As her name suggests, she's good at making things go wrong. She can make the most nimble person trip and fall, the best written code crash, the most finely tuned machine sputter and die. Through refinement of her innate powers she's learned to do it with a great deal of control, and even do it to things she didn't originally know existed. Notably, she can cause failure in the spells of others. If she has the energy and attention to spare, and time, she can cancel any spell Page casts.

Page can do the same to her, though she comes to it via entirely different means. That means that when they face off, which they usually did when the two teams clashed, their magics cancel out absent deception or distraction. The results are physical fights where each is trying to sneak in magic while trying to be vigilant against the other doing the same.

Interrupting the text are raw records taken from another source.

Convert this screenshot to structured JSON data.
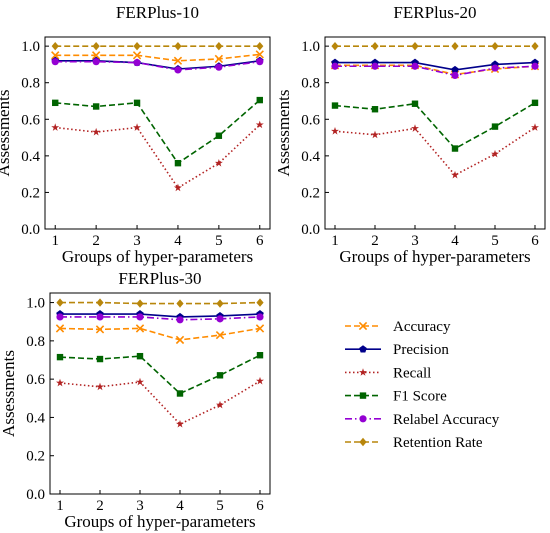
{
  "chart_data": [
    {
      "type": "line",
      "title": "FERPlus-10",
      "xlabel": "Groups of hyper-parameters",
      "ylabel": "Assessments",
      "x": [
        1,
        2,
        3,
        4,
        5,
        6
      ],
      "ylim": [
        0,
        1.05
      ],
      "yticks": [
        0.0,
        0.2,
        0.4,
        0.6,
        0.8,
        1.0
      ],
      "ytick_labels": [
        "0.0",
        "0.2",
        "0.4",
        "0.6",
        "0.8",
        "1.0"
      ],
      "grid": false,
      "series": [
        {
          "name": "Accuracy",
          "values": [
            0.95,
            0.95,
            0.95,
            0.92,
            0.93,
            0.955
          ]
        },
        {
          "name": "Precision",
          "values": [
            0.92,
            0.92,
            0.91,
            0.875,
            0.89,
            0.92
          ]
        },
        {
          "name": "Recall",
          "values": [
            0.555,
            0.53,
            0.555,
            0.225,
            0.36,
            0.57
          ]
        },
        {
          "name": "F1 Score",
          "values": [
            0.69,
            0.67,
            0.69,
            0.36,
            0.51,
            0.705
          ]
        },
        {
          "name": "Relabel Accuracy",
          "values": [
            0.915,
            0.915,
            0.91,
            0.87,
            0.885,
            0.915
          ]
        },
        {
          "name": "Retention Rate",
          "values": [
            1.0,
            1.0,
            1.0,
            1.0,
            1.0,
            1.0
          ]
        }
      ]
    },
    {
      "type": "line",
      "title": "FERPlus-20",
      "xlabel": "Groups of hyper-parameters",
      "ylabel": "Assessments",
      "x": [
        1,
        2,
        3,
        4,
        5,
        6
      ],
      "ylim": [
        0,
        1.05
      ],
      "yticks": [
        0.0,
        0.2,
        0.4,
        0.6,
        0.8,
        1.0
      ],
      "ytick_labels": [
        "0.0",
        "0.2",
        "0.4",
        "0.6",
        "0.8",
        "1.0"
      ],
      "grid": false,
      "series": [
        {
          "name": "Accuracy",
          "values": [
            0.895,
            0.895,
            0.895,
            0.845,
            0.875,
            0.89
          ]
        },
        {
          "name": "Precision",
          "values": [
            0.91,
            0.91,
            0.91,
            0.87,
            0.9,
            0.91
          ]
        },
        {
          "name": "Recall",
          "values": [
            0.535,
            0.515,
            0.55,
            0.295,
            0.41,
            0.555
          ]
        },
        {
          "name": "F1 Score",
          "values": [
            0.675,
            0.655,
            0.685,
            0.44,
            0.56,
            0.69
          ]
        },
        {
          "name": "Relabel Accuracy",
          "values": [
            0.89,
            0.89,
            0.89,
            0.84,
            0.88,
            0.89
          ]
        },
        {
          "name": "Retention Rate",
          "values": [
            1.0,
            1.0,
            1.0,
            1.0,
            1.0,
            1.0
          ]
        }
      ]
    },
    {
      "type": "line",
      "title": "FERPlus-30",
      "xlabel": "Groups of hyper-parameters",
      "ylabel": "Assessments",
      "x": [
        1,
        2,
        3,
        4,
        5,
        6
      ],
      "ylim": [
        0,
        1.05
      ],
      "yticks": [
        0.0,
        0.2,
        0.4,
        0.6,
        0.8,
        1.0
      ],
      "ytick_labels": [
        "0.0",
        "0.2",
        "0.4",
        "0.6",
        "0.8",
        "1.0"
      ],
      "grid": false,
      "series": [
        {
          "name": "Accuracy",
          "values": [
            0.865,
            0.86,
            0.865,
            0.805,
            0.83,
            0.865
          ]
        },
        {
          "name": "Precision",
          "values": [
            0.94,
            0.94,
            0.94,
            0.925,
            0.93,
            0.94
          ]
        },
        {
          "name": "Recall",
          "values": [
            0.58,
            0.56,
            0.585,
            0.365,
            0.465,
            0.59
          ]
        },
        {
          "name": "F1 Score",
          "values": [
            0.715,
            0.705,
            0.72,
            0.525,
            0.62,
            0.725
          ]
        },
        {
          "name": "Relabel Accuracy",
          "values": [
            0.925,
            0.925,
            0.925,
            0.91,
            0.915,
            0.925
          ]
        },
        {
          "name": "Retention Rate",
          "values": [
            1.0,
            1.0,
            0.995,
            0.995,
            0.995,
            1.0
          ]
        }
      ]
    }
  ],
  "legend": {
    "placement": "lower-right",
    "entries": [
      {
        "name": "Accuracy",
        "color": "#FF8C00",
        "linestyle": "dashed",
        "marker": "x"
      },
      {
        "name": "Precision",
        "color": "#00008B",
        "linestyle": "solid",
        "marker": "pentagon"
      },
      {
        "name": "Recall",
        "color": "#B22222",
        "linestyle": "dotted",
        "marker": "star"
      },
      {
        "name": "F1 Score",
        "color": "#006400",
        "linestyle": "dashed",
        "marker": "square"
      },
      {
        "name": "Relabel Accuracy",
        "color": "#9400D3",
        "linestyle": "dashdot",
        "marker": "circle"
      },
      {
        "name": "Retention Rate",
        "color": "#B8860B",
        "linestyle": "dashed",
        "marker": "diamond"
      }
    ]
  }
}
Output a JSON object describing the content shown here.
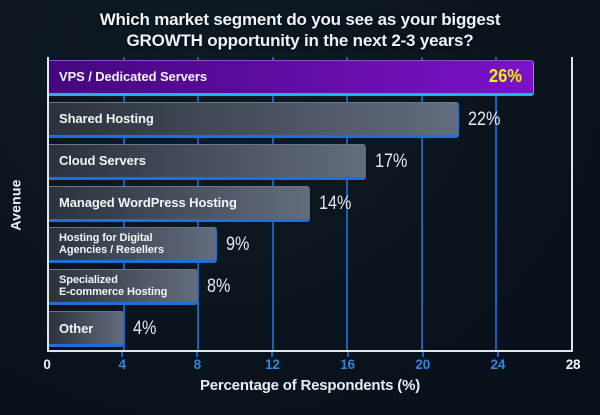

The “Kill the witch” moment was when Page had her attention elsewhere and was completely unprepared to counter a magical attack from Mishap. If not for the order Mishap probably could have made use of the fact, but the order left her frozen in shock. Also pissed off at someone who very much was not Page.

Even so, she tried to stay on the team and make things work.  There were two things that stopped that from happening.  One was that Tinker's misogyny started to show more and more.  The other, which was presumably related, is that he kept on demanding greater levels of violence and berating her when she didn't deliver.

Later demands of greater levels of violence were more physical in nature as opportunities to get a sure magical hit in on Page tend to be both rare and impossible to predict ahead of time.

After she left the team, Tinker attempted to do the killing himself. Fortunately Mishap happened to have an unexpected front row seat for that clash. That was when Mishap “shoved” him from a distance. No one else really knew what was going on, so neither team knew that Tinker had tried kill Page.

Mishap might be the only one who noticed that Tinker wasn't trying to pressure any of the boys into changing their styles and is definitely the only one to know that Tinker has only ever personally gone after (in a lethal kind of way) the person he couldn't get her to harm.